Friday, April 23, 2010

Asteroid Ardor

The Midwest meteor, dubbed the Livingston (Wisconsin) meteor, which spectacularly illuminated the skies over a large portion of several states on April 14, 2010, is an occasion for reflection on the greatness and splendor of God and His creation. Even questions such as “Where did the space rock come from?” trigger a cascade of even deeper questions about the origins of the Solar System and how it acquired the characteristics we now observe.

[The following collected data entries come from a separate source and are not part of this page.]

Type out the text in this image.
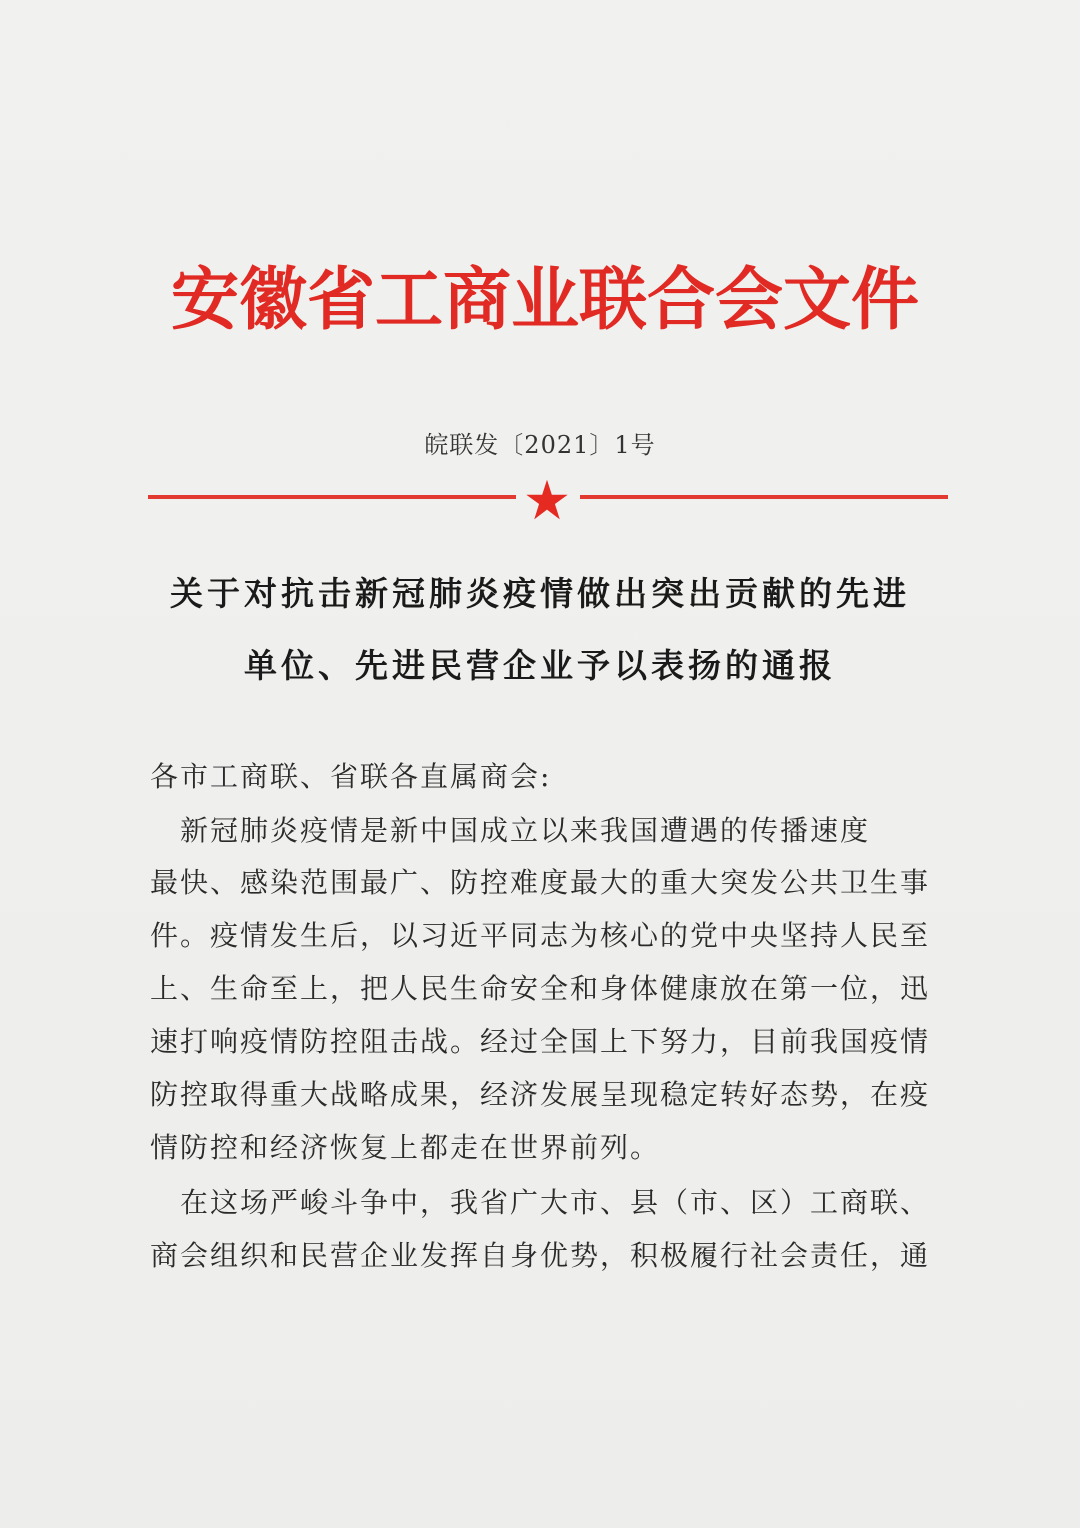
安徽省工商业联合会文件
皖联发〔2021〕1号
关于对抗击新冠肺炎疫情做出突出贡献的先进
单位、先进民营企业予以表扬的通报
各市工商联、省联各直属商会:
　新冠肺炎疫情是新中国成立以来我国遭遇的传播速度
最快、感染范围最广、防控难度最大的重大突发公共卫生事
件。疫情发生后，以习近平同志为核心的党中央坚持人民至
上、生命至上，把人民生命安全和身体健康放在第一位，迅
速打响疫情防控阻击战。经过全国上下努力，目前我国疫情
防控取得重大战略成果，经济发展呈现稳定转好态势，在疫
情防控和经济恢复上都走在世界前列。
　在这场严峻斗争中，我省广大市、县（市、区）工商联、
商会组织和民营企业发挥自身优势，积极履行社会责任，通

The Solar System is structured like a disc. Its planets orbit the sun in roughly the same plane and all of them revolve in the same direction. This accords with the best theory of star and planet formation which posits that great, diffuse clouds of cosmic dust condense under their own gravitational attraction, spinning more rapidly as the condensation proceeds. A disc of material forms around a central star. Within these discs, additional accretion may eventually occur, forming one or more planets. Since 1992 when the first of over 400 currently known extra-solar planets was discovered orbiting a distant star, we have observed other stars where this process still seems to be occurring.

Between the orbits of Mars and Jupiter, several hundred thousand asteroids have been catalogued ranging up to several hundred km in diameter. Perhaps one million exist larger than one km in diameter. Much smaller objects like the Livingston meteor number in the uncounted millions. Instead of becoming a planet as did Earth and seven other bodies, the gravitational effects of the more distant gas giant Jupiter acted to prevent coalescence of the asteroids, according to current scientific thinking. Jupiter now functions like a vacuum cleaner in space, preventing frequent comet and asteroid bombardment of earth. Our solar system’s largest planet, therefore, acts as a shepherd, keeping most wayward asteroids harmlessly corralled.

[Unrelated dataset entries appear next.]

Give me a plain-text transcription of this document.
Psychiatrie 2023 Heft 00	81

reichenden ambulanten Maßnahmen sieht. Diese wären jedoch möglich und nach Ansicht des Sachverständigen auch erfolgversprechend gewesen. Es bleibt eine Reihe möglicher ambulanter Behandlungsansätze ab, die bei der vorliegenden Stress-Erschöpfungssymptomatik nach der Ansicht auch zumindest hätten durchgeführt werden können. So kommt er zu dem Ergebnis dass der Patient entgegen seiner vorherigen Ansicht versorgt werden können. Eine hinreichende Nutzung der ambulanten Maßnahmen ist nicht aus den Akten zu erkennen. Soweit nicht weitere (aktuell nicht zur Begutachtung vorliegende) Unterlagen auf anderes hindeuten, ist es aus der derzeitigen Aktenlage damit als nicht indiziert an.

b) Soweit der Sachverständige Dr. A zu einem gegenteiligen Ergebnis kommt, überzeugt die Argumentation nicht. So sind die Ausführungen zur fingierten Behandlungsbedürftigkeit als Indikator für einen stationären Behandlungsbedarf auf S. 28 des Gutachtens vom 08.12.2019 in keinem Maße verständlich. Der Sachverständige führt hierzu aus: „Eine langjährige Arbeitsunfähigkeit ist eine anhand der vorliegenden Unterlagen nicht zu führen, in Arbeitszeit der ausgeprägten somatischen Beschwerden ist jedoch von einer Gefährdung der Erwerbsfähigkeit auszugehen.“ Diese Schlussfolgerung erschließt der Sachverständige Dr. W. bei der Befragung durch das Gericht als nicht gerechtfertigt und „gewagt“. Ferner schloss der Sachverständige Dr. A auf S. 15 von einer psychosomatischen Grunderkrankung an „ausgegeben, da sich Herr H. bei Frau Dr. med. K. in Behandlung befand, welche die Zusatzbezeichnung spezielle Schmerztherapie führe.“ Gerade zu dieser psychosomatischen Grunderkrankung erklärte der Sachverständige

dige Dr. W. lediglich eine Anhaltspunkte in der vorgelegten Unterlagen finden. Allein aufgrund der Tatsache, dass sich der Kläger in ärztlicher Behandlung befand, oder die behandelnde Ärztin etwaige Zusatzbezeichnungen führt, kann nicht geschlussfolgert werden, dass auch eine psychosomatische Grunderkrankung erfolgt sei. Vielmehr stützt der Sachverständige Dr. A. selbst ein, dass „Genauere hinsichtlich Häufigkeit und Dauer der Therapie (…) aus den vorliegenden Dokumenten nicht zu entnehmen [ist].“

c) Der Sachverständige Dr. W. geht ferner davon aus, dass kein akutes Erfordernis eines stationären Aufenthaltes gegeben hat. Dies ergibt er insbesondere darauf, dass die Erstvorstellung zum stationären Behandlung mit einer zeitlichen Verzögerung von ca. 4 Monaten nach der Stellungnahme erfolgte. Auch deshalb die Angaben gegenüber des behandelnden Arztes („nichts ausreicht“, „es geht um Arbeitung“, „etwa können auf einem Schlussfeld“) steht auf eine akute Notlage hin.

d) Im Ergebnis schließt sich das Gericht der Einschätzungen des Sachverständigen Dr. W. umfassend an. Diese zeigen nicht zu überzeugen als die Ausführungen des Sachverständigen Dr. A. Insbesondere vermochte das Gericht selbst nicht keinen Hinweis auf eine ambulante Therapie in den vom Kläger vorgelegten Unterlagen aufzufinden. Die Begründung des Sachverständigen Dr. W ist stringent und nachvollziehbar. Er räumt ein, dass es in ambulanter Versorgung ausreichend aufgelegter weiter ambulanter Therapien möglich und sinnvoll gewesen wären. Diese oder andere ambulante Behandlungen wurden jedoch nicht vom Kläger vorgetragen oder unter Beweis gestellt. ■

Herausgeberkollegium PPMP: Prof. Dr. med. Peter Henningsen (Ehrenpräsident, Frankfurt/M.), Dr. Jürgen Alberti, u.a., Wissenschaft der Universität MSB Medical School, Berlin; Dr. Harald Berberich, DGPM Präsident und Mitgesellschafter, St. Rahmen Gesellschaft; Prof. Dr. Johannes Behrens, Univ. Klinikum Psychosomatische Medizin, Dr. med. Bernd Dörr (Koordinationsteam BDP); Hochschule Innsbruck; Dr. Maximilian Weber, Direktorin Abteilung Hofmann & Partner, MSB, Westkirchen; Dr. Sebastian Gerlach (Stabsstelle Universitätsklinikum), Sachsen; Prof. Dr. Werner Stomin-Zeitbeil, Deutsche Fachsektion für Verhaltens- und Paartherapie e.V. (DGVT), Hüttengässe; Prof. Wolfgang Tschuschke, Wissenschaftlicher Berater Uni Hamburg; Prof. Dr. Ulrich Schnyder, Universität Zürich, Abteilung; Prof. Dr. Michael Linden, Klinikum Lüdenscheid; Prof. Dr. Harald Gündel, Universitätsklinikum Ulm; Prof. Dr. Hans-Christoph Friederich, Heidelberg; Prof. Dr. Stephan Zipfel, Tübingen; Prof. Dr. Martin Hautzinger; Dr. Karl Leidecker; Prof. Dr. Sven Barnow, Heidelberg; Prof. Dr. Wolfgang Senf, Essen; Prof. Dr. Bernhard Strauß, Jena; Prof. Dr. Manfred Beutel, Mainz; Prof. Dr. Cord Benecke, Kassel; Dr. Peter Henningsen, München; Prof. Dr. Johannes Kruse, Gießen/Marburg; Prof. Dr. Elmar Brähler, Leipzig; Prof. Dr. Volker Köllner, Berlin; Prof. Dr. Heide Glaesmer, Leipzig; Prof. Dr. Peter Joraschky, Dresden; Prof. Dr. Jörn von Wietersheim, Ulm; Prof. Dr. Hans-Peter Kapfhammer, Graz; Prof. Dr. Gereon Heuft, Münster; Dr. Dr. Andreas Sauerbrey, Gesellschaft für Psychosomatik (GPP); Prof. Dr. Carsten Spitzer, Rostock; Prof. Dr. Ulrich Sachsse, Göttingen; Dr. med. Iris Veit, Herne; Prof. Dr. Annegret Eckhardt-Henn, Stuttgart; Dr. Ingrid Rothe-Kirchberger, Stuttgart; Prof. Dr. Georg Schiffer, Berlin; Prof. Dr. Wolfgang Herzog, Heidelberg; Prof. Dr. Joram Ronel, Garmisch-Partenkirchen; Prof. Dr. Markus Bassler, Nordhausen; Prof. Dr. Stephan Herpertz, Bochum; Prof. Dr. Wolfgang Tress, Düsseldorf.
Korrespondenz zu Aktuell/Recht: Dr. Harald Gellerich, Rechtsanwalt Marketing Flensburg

The model described harmonizes with the concept of a solar system of great age. The Creator certainly could have created Earth with its present characteristics and resources in just six days several thousand years ago. In one millisecond He could have created the millions of asteroids between Mars and Jupiter as well as the millions of additional objects discovered orbiting in the Kuiper Belt beyond Neptune. The Kuiper belt is a recent discovery. Its objects are composed of ices of frozen gases while the asteroids are mostly rocky and metallic. A Creator capable of speaking everything into existence in an instant showed equal creative power seeing to it that our solar system acquired the hundreds of fine-tuning characteristics necessary to support the requirements of complex life.

Many scripture passages affirm a history of God’s progressive creative activity, such as Amos 4:13 (NASB): “For behold, He who forms mountains and creates the wind and declares to man what are His thoughts, He who makes dawn into darkness and treads on the high places of the earth, The Lord God of hosts is His name.” Davis A. Young, in The Bible, Rocks and Time, claims that geologists like 19th century orthodox Christian Hugh Miller “evidently believed that an earth of great antiquity proclaimed God’s glory with greater intensity than did a recently created globe.” Numerous Christian authors writing on the scientific discoveries of the last two centuries have expressed the same sentiment.